5 Gita Shlokas to Stop Over-Giving and Start Receiving

Riya Kumari | Dec 12, 2025, 14:17 IST
Krishna
( Image credit : Freepik )

You give until your chest aches. You forgive before the apology comes. You stay soft in rooms that keep proving they don’t deserve your softness. And somewhere in the middle of all this over-care, you lose track of the one person who needed your gentleness the most - you. Most people don’t understand this exhaustion. They see your kindness. They don’t see how much you bleed for it.

When You Are the One Who Always Pours, But No One Fills You Back. There is a pattern you don’t talk about. You give, because you’re afraid of being replaceable. You overextend, because silence feels like rejection. You love loudly, because you fear people who love quietly. You carry their crises, because no one ever carried yours. And somewhere, without realizing it, you became the person who gives even when you are empty… and receives almost nothing in return. But the Bhagavad Gita doesn’t celebrate self-sacrifice that destroys you. It teaches a fierce form of self-respect, a dharma that protects your energy, dignity, and emotional boundaries.

You give too much because you’re terrified of loss


“Just as rivers enter the vast ocean which stays unmoved, so do all desires enter a steady mind. That person finds peace, not one who chases desires endlessly.”
You over-give because you hope it will secure the relationship. You think:
“If I give more, they’ll stay.”
“If I show I’m indispensable, they won’t leave.”
“If I adjust, accommodate, bend… they will finally choose me.”
But this is a desire for emotional security trying to fill a wound - a wound that never had anything to do with them. Krishna says: Peace comes only when you stop pouring your self-worth into someone else’s approval. Ask yourself: “Am I giving because it’s love? Or because I’m afraid they’ll leave if I stop?” If it’s fear, pause. That pause is the beginning of self-respect.

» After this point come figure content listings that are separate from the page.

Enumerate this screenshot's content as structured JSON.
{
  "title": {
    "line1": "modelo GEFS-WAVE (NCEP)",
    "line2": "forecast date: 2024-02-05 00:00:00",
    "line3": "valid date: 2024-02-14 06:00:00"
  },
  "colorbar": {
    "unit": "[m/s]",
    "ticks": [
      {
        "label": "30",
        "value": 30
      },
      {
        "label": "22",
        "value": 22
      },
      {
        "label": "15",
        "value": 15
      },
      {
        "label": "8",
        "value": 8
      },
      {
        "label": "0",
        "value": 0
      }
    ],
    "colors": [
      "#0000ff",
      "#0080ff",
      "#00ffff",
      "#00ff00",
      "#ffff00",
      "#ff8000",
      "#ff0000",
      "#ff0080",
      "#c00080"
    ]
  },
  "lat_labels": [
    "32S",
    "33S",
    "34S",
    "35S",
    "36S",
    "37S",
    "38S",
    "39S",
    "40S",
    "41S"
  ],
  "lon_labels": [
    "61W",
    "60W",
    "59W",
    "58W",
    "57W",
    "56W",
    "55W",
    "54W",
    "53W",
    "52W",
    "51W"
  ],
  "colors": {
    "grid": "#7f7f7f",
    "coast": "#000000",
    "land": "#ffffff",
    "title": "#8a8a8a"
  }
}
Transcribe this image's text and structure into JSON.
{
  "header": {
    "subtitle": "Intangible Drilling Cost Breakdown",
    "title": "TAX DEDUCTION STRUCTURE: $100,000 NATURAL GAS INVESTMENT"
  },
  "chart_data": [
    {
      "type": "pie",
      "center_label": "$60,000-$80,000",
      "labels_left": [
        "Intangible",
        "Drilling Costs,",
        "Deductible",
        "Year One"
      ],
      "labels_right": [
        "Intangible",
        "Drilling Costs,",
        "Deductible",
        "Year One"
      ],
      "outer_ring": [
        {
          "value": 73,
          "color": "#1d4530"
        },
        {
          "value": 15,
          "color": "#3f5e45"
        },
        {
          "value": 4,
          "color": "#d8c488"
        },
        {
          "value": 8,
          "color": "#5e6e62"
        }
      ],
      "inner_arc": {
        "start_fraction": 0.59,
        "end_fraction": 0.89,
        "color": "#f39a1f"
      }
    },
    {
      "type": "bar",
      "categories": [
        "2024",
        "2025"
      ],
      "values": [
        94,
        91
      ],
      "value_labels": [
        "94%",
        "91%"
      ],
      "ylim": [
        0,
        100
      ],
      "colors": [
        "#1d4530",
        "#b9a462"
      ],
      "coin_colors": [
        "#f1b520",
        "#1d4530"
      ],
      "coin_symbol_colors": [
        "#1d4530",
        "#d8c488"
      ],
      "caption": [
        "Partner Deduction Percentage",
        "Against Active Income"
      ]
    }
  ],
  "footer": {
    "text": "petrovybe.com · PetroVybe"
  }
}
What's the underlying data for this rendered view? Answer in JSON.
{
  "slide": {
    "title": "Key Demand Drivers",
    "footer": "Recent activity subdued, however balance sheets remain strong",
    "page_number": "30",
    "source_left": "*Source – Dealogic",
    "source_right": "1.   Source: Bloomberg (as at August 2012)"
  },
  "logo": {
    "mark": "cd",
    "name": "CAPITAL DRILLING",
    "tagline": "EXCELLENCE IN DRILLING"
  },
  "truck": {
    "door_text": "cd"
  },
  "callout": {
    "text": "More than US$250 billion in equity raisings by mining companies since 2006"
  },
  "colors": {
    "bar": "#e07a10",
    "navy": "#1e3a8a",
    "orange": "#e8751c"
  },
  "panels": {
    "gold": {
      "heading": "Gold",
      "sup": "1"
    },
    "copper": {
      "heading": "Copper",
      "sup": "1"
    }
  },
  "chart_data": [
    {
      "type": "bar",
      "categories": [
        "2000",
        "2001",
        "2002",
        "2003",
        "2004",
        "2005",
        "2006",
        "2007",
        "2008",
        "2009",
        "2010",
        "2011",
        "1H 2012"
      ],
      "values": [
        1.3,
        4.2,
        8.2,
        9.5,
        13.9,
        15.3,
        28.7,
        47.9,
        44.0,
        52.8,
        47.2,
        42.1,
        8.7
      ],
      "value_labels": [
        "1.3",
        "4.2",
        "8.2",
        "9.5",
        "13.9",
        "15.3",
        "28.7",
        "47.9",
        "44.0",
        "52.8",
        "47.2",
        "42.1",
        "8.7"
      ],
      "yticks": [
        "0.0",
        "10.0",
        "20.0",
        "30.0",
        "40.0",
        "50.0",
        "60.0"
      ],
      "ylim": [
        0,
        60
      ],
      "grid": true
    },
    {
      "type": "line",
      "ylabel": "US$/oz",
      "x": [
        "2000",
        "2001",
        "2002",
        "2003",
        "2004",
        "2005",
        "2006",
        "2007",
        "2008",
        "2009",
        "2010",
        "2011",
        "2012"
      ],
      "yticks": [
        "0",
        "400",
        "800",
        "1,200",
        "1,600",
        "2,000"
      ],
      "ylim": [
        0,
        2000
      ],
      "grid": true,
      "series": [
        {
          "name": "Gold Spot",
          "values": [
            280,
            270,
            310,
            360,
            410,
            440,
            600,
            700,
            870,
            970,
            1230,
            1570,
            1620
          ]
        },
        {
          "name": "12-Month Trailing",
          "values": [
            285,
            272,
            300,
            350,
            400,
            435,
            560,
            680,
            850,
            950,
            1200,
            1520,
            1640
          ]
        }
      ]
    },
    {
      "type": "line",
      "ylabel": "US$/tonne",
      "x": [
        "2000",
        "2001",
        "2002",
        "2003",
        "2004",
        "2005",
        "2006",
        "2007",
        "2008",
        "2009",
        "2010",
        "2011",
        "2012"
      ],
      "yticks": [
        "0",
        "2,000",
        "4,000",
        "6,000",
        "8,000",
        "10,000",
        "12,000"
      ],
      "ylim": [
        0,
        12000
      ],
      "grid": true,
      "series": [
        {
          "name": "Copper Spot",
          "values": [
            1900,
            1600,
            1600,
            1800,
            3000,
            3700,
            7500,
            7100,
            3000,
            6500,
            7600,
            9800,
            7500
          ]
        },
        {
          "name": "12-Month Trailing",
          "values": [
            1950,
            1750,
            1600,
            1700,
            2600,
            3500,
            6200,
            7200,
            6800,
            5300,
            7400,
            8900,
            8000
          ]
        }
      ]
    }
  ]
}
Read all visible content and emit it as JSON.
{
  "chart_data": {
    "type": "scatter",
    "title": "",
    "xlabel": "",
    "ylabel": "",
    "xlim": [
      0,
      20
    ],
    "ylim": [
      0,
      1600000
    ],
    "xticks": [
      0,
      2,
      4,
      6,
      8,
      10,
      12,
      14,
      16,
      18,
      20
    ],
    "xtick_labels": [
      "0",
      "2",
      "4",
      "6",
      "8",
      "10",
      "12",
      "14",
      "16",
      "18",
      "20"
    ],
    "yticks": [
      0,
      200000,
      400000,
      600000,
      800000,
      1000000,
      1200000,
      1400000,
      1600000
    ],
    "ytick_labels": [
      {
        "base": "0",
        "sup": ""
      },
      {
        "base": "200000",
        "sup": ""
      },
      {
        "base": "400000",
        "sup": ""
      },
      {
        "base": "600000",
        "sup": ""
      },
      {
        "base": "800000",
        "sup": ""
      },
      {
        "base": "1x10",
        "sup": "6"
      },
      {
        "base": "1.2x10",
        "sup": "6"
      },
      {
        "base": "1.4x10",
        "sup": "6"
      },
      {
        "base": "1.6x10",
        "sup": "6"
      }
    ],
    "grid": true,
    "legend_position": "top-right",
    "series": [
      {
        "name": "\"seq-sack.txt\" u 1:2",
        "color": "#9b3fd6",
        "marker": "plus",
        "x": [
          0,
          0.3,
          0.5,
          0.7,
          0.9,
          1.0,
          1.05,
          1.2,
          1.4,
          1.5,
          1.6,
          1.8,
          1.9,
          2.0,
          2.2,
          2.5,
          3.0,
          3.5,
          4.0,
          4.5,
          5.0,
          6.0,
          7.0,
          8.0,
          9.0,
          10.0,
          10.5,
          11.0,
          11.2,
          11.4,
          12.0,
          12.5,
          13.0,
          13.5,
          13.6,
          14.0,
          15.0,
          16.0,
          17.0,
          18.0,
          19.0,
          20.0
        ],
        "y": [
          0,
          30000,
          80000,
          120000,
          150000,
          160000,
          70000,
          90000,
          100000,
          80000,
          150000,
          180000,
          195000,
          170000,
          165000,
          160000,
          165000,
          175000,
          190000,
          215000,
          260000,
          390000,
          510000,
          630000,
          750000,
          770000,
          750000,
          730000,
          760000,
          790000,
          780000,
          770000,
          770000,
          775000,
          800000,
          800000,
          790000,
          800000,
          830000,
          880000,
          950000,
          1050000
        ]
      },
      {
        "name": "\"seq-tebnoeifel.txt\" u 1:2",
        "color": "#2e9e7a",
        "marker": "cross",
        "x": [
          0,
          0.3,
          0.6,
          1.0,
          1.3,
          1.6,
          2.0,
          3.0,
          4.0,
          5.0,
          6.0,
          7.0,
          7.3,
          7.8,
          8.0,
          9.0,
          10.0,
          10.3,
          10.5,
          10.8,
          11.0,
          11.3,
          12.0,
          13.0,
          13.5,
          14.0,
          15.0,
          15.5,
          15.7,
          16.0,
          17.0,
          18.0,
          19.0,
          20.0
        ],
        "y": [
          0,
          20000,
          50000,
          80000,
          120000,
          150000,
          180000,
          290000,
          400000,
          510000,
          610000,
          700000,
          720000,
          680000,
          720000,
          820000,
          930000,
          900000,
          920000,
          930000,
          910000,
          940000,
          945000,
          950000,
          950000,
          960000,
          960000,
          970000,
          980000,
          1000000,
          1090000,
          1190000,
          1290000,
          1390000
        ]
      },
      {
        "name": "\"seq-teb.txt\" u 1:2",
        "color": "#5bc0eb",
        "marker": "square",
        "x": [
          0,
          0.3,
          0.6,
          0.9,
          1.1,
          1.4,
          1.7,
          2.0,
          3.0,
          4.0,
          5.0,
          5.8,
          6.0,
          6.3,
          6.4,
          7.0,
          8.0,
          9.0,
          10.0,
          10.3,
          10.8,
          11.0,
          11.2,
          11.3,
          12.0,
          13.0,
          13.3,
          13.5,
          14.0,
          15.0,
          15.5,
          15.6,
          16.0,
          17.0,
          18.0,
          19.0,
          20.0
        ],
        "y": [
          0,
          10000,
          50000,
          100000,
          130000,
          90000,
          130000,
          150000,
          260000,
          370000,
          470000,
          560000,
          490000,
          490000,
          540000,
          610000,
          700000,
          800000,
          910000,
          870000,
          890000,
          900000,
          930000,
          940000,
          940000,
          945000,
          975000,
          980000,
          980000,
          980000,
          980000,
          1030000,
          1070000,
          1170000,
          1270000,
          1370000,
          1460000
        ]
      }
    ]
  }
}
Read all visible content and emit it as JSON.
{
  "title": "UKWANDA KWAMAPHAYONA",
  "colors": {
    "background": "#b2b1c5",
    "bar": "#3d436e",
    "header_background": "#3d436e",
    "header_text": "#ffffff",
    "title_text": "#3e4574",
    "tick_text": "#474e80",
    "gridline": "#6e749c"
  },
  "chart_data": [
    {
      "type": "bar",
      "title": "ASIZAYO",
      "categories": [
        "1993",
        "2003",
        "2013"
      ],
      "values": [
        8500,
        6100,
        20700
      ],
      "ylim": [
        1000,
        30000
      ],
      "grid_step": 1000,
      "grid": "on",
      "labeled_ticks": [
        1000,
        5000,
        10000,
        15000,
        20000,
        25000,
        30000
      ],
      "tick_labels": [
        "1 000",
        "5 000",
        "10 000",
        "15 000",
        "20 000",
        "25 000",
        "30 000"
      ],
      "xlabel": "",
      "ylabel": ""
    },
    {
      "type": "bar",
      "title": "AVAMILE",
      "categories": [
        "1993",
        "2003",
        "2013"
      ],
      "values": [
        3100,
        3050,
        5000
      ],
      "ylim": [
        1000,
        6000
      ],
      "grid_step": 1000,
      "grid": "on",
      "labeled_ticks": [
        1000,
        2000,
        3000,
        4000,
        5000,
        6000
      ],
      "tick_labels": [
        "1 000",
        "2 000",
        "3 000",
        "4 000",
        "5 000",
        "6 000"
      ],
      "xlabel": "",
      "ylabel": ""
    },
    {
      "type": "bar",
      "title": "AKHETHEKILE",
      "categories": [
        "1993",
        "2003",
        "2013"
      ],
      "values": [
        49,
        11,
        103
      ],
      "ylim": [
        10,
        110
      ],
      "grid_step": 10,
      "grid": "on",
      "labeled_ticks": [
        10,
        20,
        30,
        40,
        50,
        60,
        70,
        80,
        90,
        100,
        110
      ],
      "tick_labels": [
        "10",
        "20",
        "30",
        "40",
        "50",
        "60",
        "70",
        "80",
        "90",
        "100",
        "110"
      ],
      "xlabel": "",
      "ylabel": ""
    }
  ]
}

You think your pain is noble, it’s not


“It is better to live your own dharma imperfectly, than to live another’s dharma perfectly.”
Over-giving happens when you abandon your own needs, boundaries, and emotional truth to please someone else. You think you’re being kind. But spiritually, you’re deserting your dharma, your duty to protect yourself.
You shape-shift to be liked.
You silence your hurt to maintain peace.
You play the “strong one” because you fear being a burden.
This is not virtue. This is self-abandonment disguised as love. Your dharma is not to serve endlessly. Your dharma is to honour your limits. Ask yourself: “What is MY truth in this moment?” Let that truth - not fear, not guilt, guide your giving.

You confuse attachment with compassion


“One who is kind and compassionate to all and yet free from unhealthy attachment, that person is truly dear to Me.”
You believe caring means carrying. But Krishna is clear: Compassion is pure only when it does not come from attachment, fear, or insecurity. Many people over-give because:
they fear losing connection
they want to be irreplaceable
they think love must be earned
they hope giving will make the other person finally reciprocate
But this is not compassion. This is emotional bargaining. Before you give, ask: “Am I giving out of love, or out of fear of losing them?” If it’s the second, your heart is negotiating, not loving. Give without dissolving yourself. Love without erasing your boundaries.

Your attachment to their reaction steals your peace


“You have the right to your actions, but never to the reactions or results.”
You over-give because you are addicted to the outcome. You hope:
“They’ll appreciate me.”
“They’ll change.”
“They’ll finally see my worth.”
“They’ll treat me better if I give more.”
But Krishna says: The moment you become attached to the result, you lose your clarity, peace, and strength. You can choose your effort. You can never control the outcome. Detach from the fantasy that your giving will transform them. Some people take more because you allow it. Some people give less because you compensate. Detach. Step back. Let the reality reveal itself.

You think you’re being selfless, but you’re running from yourself


“Lift yourself by yourself. Never allow yourself to fall into your own neglect.”
Over-giving is often a distraction from your own loneliness, hurt, or emptiness.
It’s easier to fix others, than admit where you feel broken.
It’s easier to rescue, than admit you need rescuing.
It’s easier to give, than admit you are afraid to receive.
Krishna’s words are blunt: You must protect yourself from yourself - from your patterns, your wounds, your fear-driven choices. Receiving feels uncomfortable because it exposes your vulnerability. Start small:
  • Accept help.
  • Accept appreciation.
  • Accept rest.
  • Accept love without trying to “repay” it.
Healing begins the moment you allow yourself to be held.

You Don’t Need to Give More. You Need to Give Differently


The Gita doesn’t ask you to stop loving. It asks you to stop bleeding in the name of love. If your giving costs: your peace, your dignity, your emotional balance, your sleep, your self-respect, then it is no longer compassion. It is self-destruction. Healthy giving comes from fullness. Over-giving comes from fear. Your soul knows the difference. Let this be the moment you finally say: “I deserve to receive too.” And you do. You always did. You were just too busy proving your worth to see it.